Rasanya aku sudah tidak tahan dengan rasa pegal yang melanda kaki dan pundakku.
Ritual mengayuh sepeda dengan tas besar yang berisi tumpukan buku tebal di
punggung kecilku mungkin cukup untuk menjelaskan semuanya. Kupandang langit
senja di atasku, aku ingin terbang, aku ingin melepas penat yang sudah menjamur
dalam kehidupan yang membosankan ini. Jika aku ingin bunuh diri kira-kira apa
reaksi yang akan kuterima dari mereka semua, batinku mulai kacau. Toh mungkin
mereka tak akan memberiku reaksi apapun selain kata “jangan” yang mungkin malah
akan kuartikan sebagai “silahkan”.
Kupejamkan mataku,
merentangkan kedua tanganku seolah sebentar lagi aku akan terbang. Kegiatan ini
mungkin belum berhenti jika saja tidak
ada sebuah suara yang mengganggu kenikmatan ketenanganku ini.
“Mei! Sedang apa kamu,
ini sudah sore. Ayo!”, suara teduh itu menarikku keluar dari sepasang sayap
yang akan mengajakku terbang. Dan biarlah, aku menyukai senja jadi tidak ada
masalah bagiku. Dia memandangku, lekat. Mungkin baginya aku adalah seorang
makhluk aneh dari dunia lain yang saat ini tengah berdiri di hadapannya dengan
penampilan yang acak-acakkan.
“Aku mencintai senja,
Lila. Kau tidak usah khawatir”, aku menggerutu padanya. Namun, kenyataannya aku
tetap mengiyakan ajakan gadis hitam manis di depanku ini. Memasuki dunia
tempatku mengurung, asramaku, dunia yang di dalamnya banyak sekali pesaing
tangguh yang memiliki jutaan mimpi di benak masing-masing. Dan sekarang aku di
sini, berdiri di tempat ini. Tapi, aku tidak seperti mereka, aku tidak
mempunyai mimpi-mimpi itu ketika masuk dunia ini. Aku hanya lari dari apa yang
tidak kusenangi.
“Lagi-lagi kau melamun,
Mei. Ada apa denganmu?”,dan suara itu kembali mengangguku. Aku mendengus keras.
Kubuka pintu kamarku
dengan kasar diikuti Lila yang hanya bisa menatap nasib pintu itu, pasrah.
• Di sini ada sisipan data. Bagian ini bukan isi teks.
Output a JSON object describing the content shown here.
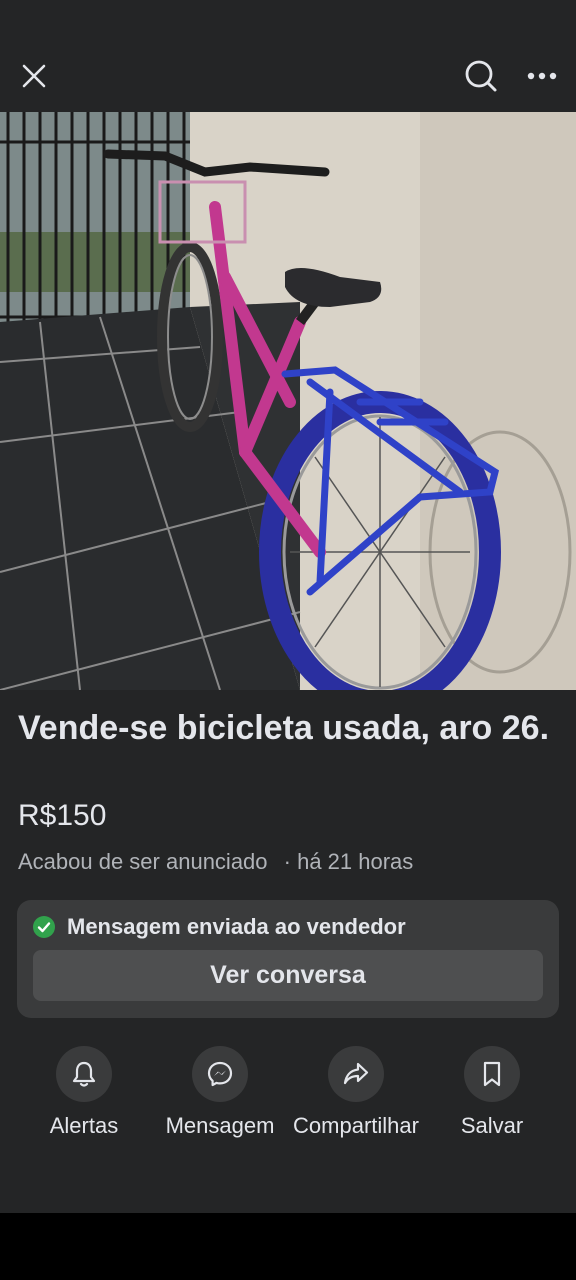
{
  "header": {
    "close_icon": "close-icon",
    "search_icon": "search-icon",
    "more_icon": "more-horizontal-icon"
  },
  "gallery": {
    "image_alt": "bicicleta",
    "total_images": 7,
    "active_index": 1
  },
  "listing": {
    "title": "Vende-se bicicleta usada, aro 26.",
    "price": "R$150",
    "listed_text": "Acabou de ser anunciado",
    "time_text": "· há 21 horas"
  },
  "message_card": {
    "status_text": "Mensagem enviada ao vendedor",
    "button_label": "Ver conversa",
    "status_color": "#31a24c"
  },
  "actions": [
    {
      "label": "Alertas",
      "icon": "bell-icon"
    },
    {
      "label": "Mensagem",
      "icon": "messenger-icon"
    },
    {
      "label": "Compartilhar",
      "icon": "share-icon"
    },
    {
      "label": "Salvar",
      "icon": "bookmark-icon"
    }
  ]
}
Menghempaskan
tubuh penatku di atas kasur, kuedarkan
pandanganku mengelilingi ruangan sederhana ini. Bahkan ruangan ini tiga kali
lebih sempit dari kamarku, bagaimana bisa aku sudah menempatinya selama hampir
dua tahun. Baru saja hendak memasuki alam mimpi, suara seseorang
membangunkanku. Kupikir itu Lila karena jika benar itu dia aku akan dengan
senang hati memarahinya.
“Mei, ada tamu
untukmu”, itu suara Liza, tetangga kamar yang sangat menyebalkan dengan hobinya
yang suka mengganggu ketenangan orang lain.
Kukumpulkan kesadaranku
sebelum menemui “tamuku” tadi. Mencoba menebak siapa yang datang kubuka jendela
kamar, ah mereka lagi. Kenapa mereka selalu datang ke sini, melihat mereka
hanya akan membuat luka lama itu kembali ternganga.
“Mei, temuilah mereka.
Sudah beberapa bulan ini kau tidak menemui mereka setiap mereka datang menjengukmu”,
Lila yang baru datang mencoba membujukku.
“Aku tidak mau, Lila.
Apa untungnya jika aku bertemu mereka, tidak ada, kan?”, tanpa memandang Lila
ucapan yang cukup pahit itu meluncur dari bibir mungilku.
Lila terdiam mencoba
memahami makna dari ucapanku, aku menatap pada senja yang belum juga hilang.
“Mai,
ke sini. Ayah punya mainan baru untukmu”, ucap sosok itu sambil terseyum
bangga. Gadis kecil yang dipanggil Mai itu hanya tersenyum, lalu menyerahkan mainan
yang baru ia terima kepada Mei, sosok yang begitu lembut dan pendiam yang
sedari tadi berdiri di sampingnya. Ya, Mai dan Mei, dua saudara kembar yang
tidak akan pernah bisa dipisahkan.
Lelaki
yang dipanggil “ayah” oleh Mai tadi hanya memandang Mei iba, ya dia melupakan
sosok mungil yang satu ini. Namun, entah mengapa terselip sebuah benci di
hatinya. Kasar, ia merebut mainan yang dipegang olehnya, Mei hanya diam dengan
mata yang mulai berkaca-kaca, tangisnya pecah. Tidak ada orang yang meredakan
tangisnya di sana, tidak ada bunda yang akan memeluknya. Ayah bilang Meilah
yang telah membunuh bunda.
Lelaki
itu menggendong Mai dan meninggalkannya, sendiri di taman kecil itu. Mei hanya
bisa menangis berharap sosok bunda yang ia rindukan akan datang menemuinya.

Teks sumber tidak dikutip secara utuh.